Search Engine OptimizationJust three years ago, “Google” was added to the dictionary. The trademarked term is not defined, however, by the company bearing the name but rather the act of searching for something online using the Google search engine. This addition is just one example of how search engine use in the past decade has infiltrated most aspects of our culture. And it’s not a surprise: the use of search engines has skyrocketed over the past ten years. So it’s no wonder that companies are willing to pay for their page to rise to the top of a result page. A report released by eMarketer shows that paid placement on search engines and organic search engine optimization (SEO) are more effective than traditional advertising and marketing tactics and is the most cost-effective way to gain new customers. Channels of communication with consumers are evolving and growing significantly in online space, so making sure that your site shows up in a Google or Yahoo search is critical to businesses. Marketing firms have entire teams of people that work on optimizing your search engine placement, but here are a few ways to raise your SEO for those with a tight budget (we are, after all, in a recession). Many of the most-used search engines today (like Google, Yahoo, Bing, MSN, etc) are all crawler-based. They each have an algorithm that “crawl” or “spider” the web to create automatic listings. What they collect through the information provided in the title, body copy and elements of your website design is then put into the ranking algorithm that is eventually delivered to the searcher. But SEO isn’t rocket science, and there are several steps you can take without having to break the bank that will bump up your rank.

Enhance Your Page Titles
One of the first things that spiders look for is page title. Make sure you have a title that is specific to your product–don’t be vague or general about titling the information on your page. Having a static title on every page of your site that only includes your company name or the overall site name will undoubtedly drop your site on the search engine result page and make it harder for consumers to connect with you. Instead, include both the website title and the page title so that crawlers can pick up more information.

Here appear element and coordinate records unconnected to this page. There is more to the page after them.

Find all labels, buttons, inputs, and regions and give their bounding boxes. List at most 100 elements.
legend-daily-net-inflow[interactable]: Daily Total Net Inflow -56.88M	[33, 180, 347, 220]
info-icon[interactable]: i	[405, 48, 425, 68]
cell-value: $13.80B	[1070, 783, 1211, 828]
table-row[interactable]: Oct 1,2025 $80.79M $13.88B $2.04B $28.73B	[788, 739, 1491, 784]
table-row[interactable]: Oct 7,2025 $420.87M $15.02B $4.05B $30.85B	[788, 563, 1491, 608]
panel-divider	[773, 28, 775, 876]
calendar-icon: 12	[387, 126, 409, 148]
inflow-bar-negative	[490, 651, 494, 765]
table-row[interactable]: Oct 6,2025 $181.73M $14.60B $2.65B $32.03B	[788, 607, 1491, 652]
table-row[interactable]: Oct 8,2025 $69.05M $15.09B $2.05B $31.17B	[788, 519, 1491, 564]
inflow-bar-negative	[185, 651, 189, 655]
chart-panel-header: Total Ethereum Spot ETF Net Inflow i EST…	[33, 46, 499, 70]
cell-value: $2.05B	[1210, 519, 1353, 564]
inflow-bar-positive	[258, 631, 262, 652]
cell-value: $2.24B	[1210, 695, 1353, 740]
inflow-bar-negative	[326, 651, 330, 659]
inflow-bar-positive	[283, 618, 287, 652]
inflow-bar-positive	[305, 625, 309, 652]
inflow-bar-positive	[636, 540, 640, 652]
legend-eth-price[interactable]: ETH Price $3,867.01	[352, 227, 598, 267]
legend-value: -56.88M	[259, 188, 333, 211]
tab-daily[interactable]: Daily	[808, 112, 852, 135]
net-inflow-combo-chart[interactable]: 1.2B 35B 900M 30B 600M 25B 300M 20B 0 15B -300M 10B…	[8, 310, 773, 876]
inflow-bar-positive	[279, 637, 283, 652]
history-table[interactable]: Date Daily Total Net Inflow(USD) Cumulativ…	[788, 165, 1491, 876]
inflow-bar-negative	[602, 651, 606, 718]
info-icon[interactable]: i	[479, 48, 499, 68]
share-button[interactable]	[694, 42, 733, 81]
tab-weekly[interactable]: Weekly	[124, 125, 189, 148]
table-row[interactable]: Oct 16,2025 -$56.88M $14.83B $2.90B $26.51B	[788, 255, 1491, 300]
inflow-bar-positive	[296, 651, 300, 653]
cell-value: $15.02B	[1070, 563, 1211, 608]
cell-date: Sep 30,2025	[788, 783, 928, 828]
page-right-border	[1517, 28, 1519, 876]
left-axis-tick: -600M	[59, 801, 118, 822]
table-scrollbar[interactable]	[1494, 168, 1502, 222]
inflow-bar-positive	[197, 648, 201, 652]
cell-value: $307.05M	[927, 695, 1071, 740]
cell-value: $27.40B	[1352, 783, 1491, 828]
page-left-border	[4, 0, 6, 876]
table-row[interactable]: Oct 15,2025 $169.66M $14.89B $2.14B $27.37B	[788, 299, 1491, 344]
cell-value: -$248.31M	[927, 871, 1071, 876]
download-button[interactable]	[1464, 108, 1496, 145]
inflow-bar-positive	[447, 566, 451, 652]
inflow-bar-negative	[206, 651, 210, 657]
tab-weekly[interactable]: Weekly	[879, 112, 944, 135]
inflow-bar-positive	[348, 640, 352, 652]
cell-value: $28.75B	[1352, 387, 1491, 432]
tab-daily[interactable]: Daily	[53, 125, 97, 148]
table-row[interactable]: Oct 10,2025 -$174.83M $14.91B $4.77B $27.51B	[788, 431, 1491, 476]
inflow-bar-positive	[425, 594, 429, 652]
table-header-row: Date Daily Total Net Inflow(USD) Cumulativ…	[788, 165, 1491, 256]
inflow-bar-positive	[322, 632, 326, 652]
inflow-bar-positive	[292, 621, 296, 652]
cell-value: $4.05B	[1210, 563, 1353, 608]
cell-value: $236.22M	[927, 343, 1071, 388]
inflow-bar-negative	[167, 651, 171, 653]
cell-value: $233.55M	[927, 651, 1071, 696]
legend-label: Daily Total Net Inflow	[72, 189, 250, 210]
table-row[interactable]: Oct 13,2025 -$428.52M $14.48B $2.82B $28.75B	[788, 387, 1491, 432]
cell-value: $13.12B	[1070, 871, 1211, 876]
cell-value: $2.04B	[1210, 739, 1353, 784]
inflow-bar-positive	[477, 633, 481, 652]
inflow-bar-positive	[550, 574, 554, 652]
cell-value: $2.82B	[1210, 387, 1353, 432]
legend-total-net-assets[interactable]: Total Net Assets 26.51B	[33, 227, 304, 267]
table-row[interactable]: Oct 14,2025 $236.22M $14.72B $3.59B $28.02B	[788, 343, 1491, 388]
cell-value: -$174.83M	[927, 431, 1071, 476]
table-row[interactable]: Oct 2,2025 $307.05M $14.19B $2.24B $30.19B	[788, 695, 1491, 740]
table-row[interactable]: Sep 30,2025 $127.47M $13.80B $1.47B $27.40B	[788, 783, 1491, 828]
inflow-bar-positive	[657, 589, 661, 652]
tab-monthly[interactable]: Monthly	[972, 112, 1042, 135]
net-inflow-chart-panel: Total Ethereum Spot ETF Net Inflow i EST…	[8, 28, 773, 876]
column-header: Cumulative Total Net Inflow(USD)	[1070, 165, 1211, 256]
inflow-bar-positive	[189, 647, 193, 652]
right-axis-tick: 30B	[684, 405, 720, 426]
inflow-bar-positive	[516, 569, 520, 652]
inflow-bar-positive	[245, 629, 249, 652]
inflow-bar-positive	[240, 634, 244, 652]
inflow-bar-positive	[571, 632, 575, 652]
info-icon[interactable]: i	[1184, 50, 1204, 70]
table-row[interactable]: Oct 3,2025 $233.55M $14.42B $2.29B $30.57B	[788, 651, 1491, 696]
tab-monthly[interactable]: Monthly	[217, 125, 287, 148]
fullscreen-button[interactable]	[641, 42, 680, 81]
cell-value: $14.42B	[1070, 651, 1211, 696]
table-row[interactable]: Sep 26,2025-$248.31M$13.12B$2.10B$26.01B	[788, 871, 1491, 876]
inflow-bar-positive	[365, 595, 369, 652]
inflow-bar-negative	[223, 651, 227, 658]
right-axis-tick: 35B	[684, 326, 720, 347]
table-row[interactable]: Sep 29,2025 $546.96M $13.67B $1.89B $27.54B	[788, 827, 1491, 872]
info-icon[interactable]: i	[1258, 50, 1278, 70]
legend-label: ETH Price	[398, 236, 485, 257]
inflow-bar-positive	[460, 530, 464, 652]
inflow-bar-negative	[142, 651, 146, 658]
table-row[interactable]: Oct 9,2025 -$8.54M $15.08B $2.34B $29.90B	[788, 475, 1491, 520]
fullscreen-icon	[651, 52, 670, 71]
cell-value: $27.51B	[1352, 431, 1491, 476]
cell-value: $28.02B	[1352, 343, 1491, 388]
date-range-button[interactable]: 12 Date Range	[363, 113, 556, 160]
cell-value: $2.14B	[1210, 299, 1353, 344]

Only Publish Unique Content
It’s hard to know exactly how many websites exist at any point in time. But netcraft, a company that surveys the web in attempt to accurately report the number of pages in existence, estimated last month that there are over 235 million websites in existence. How can you stand out competing with hundreds of millions of other sites? With the ever-increasing number of sites competing for the same audience, the way to get hits on your page will be to have content that no other site has. And because so much of search engine results are based off of the content, it is almost necessary that your content be search friendly–don’t bother with Flash, Javascript or AJAX when it comes to the body copy on your page.

Think About Your Image Names
When you’re designing web pages, it’s easy to keep get lazy with your labeling system and save your images with nondescript titles, like “IMG_001”. But making sure that your images have relevant titles will help with optimizing your placement on the result page–put yourself in the shoes of the search engine user and try to anticipate what they would search.

Utilize the Tags
This advice is for all the bloggers out there (and companies or organizations that have a blog on their site). Blog search programs, like Technorati, search tags to deliver results to those using their services, so make sure you utilize them correctly. Try to stick to a rotation of no more than 20 subjects and tag every post with no fewer than two tags. Not only will proper tagging make page navigation easier for the reader, but it can actually bring more readers to your site.

The final thing that you can easily do to better your position on a search engine result page is to make it easy for others to link back. This step can be as simple as adding a widget that allows readers to easily “link back to this article.” If you really want to increase your presence online, though, it may take a bit more work. We’ve all heard the old saying: “It’s not what you know, it’s who you know.” Although admittedly clich,, this phrase is fitting: networking is a fundamental part of running a website. Try to get other bloggers in your niche to link to you and encourage your readers to submit your posts to digg or StumbleUpon.

There you have it. Five tips that you could implement by the end of today. And if it weren’t obvious enough, don’t forget to link back to this post.